Duke University, 3475 Erwin Rd, Wallace Clinic Ste #204, Durham, NC 27705, USA.
BMC Med Inform Decis Mak. 2011 Jun 16;11:41. doi: 10.1186/1472-6947-11-41.
Chronic kidney disease (CKD) is the focus of recent national policy efforts; however, decision makers must account for multiple therapeutic options, comorbidities and complications. The objective of the Chronic Kidney Disease model is to provide guidance to decision makers. We describe this model and give an example of how it can inform clinical and policy decisions.
Monte Carlo simulation of CKD natural history and treatment. Health states include myocardial infarction, stroke with and without disability, congestive heart failure, CKD stages 1-5, bone disease, dialysis, transplant and death. Each cycle is 1 month. Projections account for race, age, gender, diabetes, proteinuria, hypertension, cardiac disease, and CKD stage.

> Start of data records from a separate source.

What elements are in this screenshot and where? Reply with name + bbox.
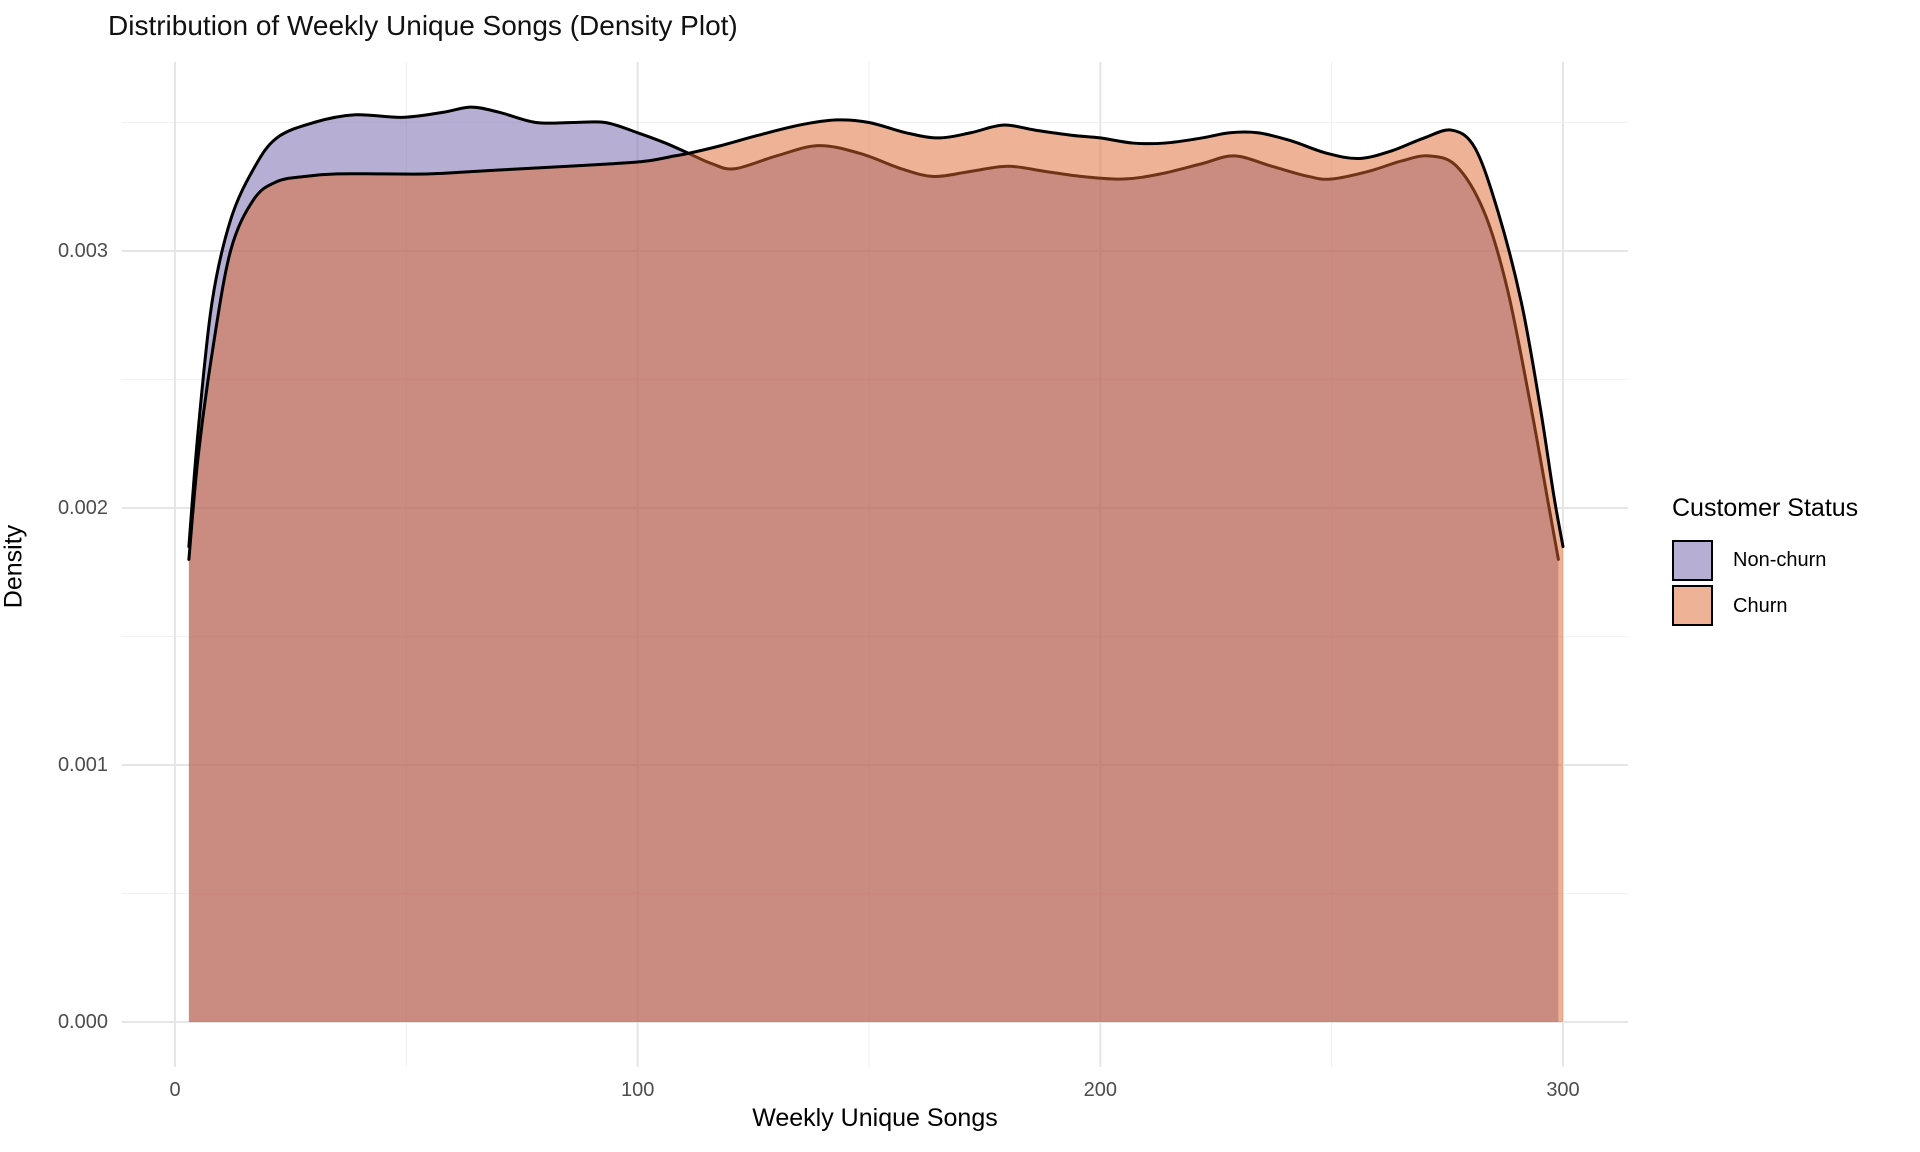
x-tick-label: 200 — [1083, 1079, 1118, 1101]
x-tick-label: 100 — [620, 1079, 655, 1101]
churn-density-area — [188, 119, 1563, 1022]
y-tick-label: 0.001 — [57, 754, 108, 776]
x-tick-label: 0 — [169, 1079, 181, 1101]
legend-item-churn: Churn — [1672, 583, 1858, 629]
legend-items: Non-churn Churn — [1672, 537, 1858, 629]
legend-title: Customer Status — [1672, 494, 1859, 522]
x-tick-label: 300 — [1546, 1079, 1580, 1101]
y-tick-label: 0.002 — [57, 497, 108, 519]
x-axis-title: Weekly Unique Songs — [0, 1104, 1750, 1133]
legend-item-label: Churn — [1733, 594, 1788, 617]
churn-density-outline — [187, 118, 1565, 561]
plot-title: Distribution of Weekly Unique Songs (Den… — [108, 10, 738, 41]
legend: Customer Status Non-churn Churn — [1672, 494, 1858, 629]
legend-key-swatch — [1672, 539, 1713, 581]
y-tick-label: 0.003 — [57, 240, 108, 262]
legend-key-swatch — [1672, 585, 1713, 626]
legend-item-label: Non-churn — [1733, 548, 1827, 571]
y-tick-label: 0.000 — [57, 1011, 108, 1033]
y-axis-title: Density — [0, 524, 28, 609]
x-axis-title-text: Weekly Unique Songs — [752, 1104, 998, 1132]
legend-item-non-churn: Non-churn — [1672, 537, 1858, 583]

Treatment strategies include hypertension control, diabetes control, use of HMG-CoA reductase inhibitors, use of angiotensin converting enzyme inhibitors, nephrology specialty care, CKD screening, and a combination of these. The model architecture is flexible permitting updates as new data become available. The primary outcome is quality adjusted life years (QALYs). Secondary outcomes include health state events and CKD progression rate.
The model was validated for GFR change/year -3.0 ± 1.9 vs. -1.7 ± 3.4 (in the AASK trial), and annual myocardial infarction and mortality rates 3.6 ± 0.9% and 1.6 ± 0.5% vs. 4.4% and 1.6% in the Go study. To illustrate the model's utility we estimated lifetime impact of a hypothetical treatment for primary prevention of vascular disease. As vascular risk declined, QALY improved but risk of dialysis increased. At baseline, 20% and 60% reduction: QALYs = 17.6, 18.2, and 19.0 and dialysis = 7.7%, 8.1%, and 10.4%, respectively.
The CKD Model is a valid, general purpose model intended as a resource to inform clinical and policy decisions improving CKD care. Its value as a tool is illustrated in our example which projects a relationship between decreasing cardiac disease and increasing ESRD.
慢性肾脏病(CKD)是当前国家政策重点关注的领域;然而,决策者必须考虑多种治疗选择、合并症和并发症。慢性肾脏病模型的目标是为决策者提供指导。我们描述了这个模型,并给出了一个如何用它来为临床和政策决策提供信息的例子。
对 CKD 自然史和治疗进行蒙特卡罗模拟。健康状态包括心肌梗死、有和无残疾的中风、充血性心力衰竭、CKD 1-5 期、骨骼疾病、透析、移植和死亡。每个周期为 1 个月。预测考虑了种族、年龄、性别、糖尿病、蛋白尿、高血压、心脏病和 CKD 分期。治疗策略包括控制高血压、控制糖尿病、使用 HMG-CoA 还原酶抑制剂、使用血管紧张素转换酶抑制剂、肾脏病专科护理、CKD 筛查以及这些策略的组合。模型架构灵活,可根据新数据的可用性进行更新。主要结果是质量调整生命年(QALYs)。次要结果包括健康状态事件和 CKD 进展率。
该模型在 GFR 变化/年的验证中得到了验证-3.0±1.9 与 -1.7±3.4(在 AASK 试验中),以及每年心肌梗死和死亡率 3.6±0.9%和 1.6±0.5%与 4.4%和 1.6%在 Go 研究中。为了说明模型的实用性,我们估计了一种用于血管疾病一级预防的假设治疗的终生影响。随着血管风险的降低,QALY 得到了改善,但透析的风险增加了。在基线时,20%和 60%的降低:QALYs=17.6、18.2 和 19.0,透析=7.7%、8.1%和 10.4%。
慢性肾脏病模型是一种有效的、通用的模型,旨在为临床和政策决策提供信息,改善 CKD 护理。我们的例子说明了它作为一种工具的价值,该例子预测了心脏病的减少与 ESRD 的增加之间的关系。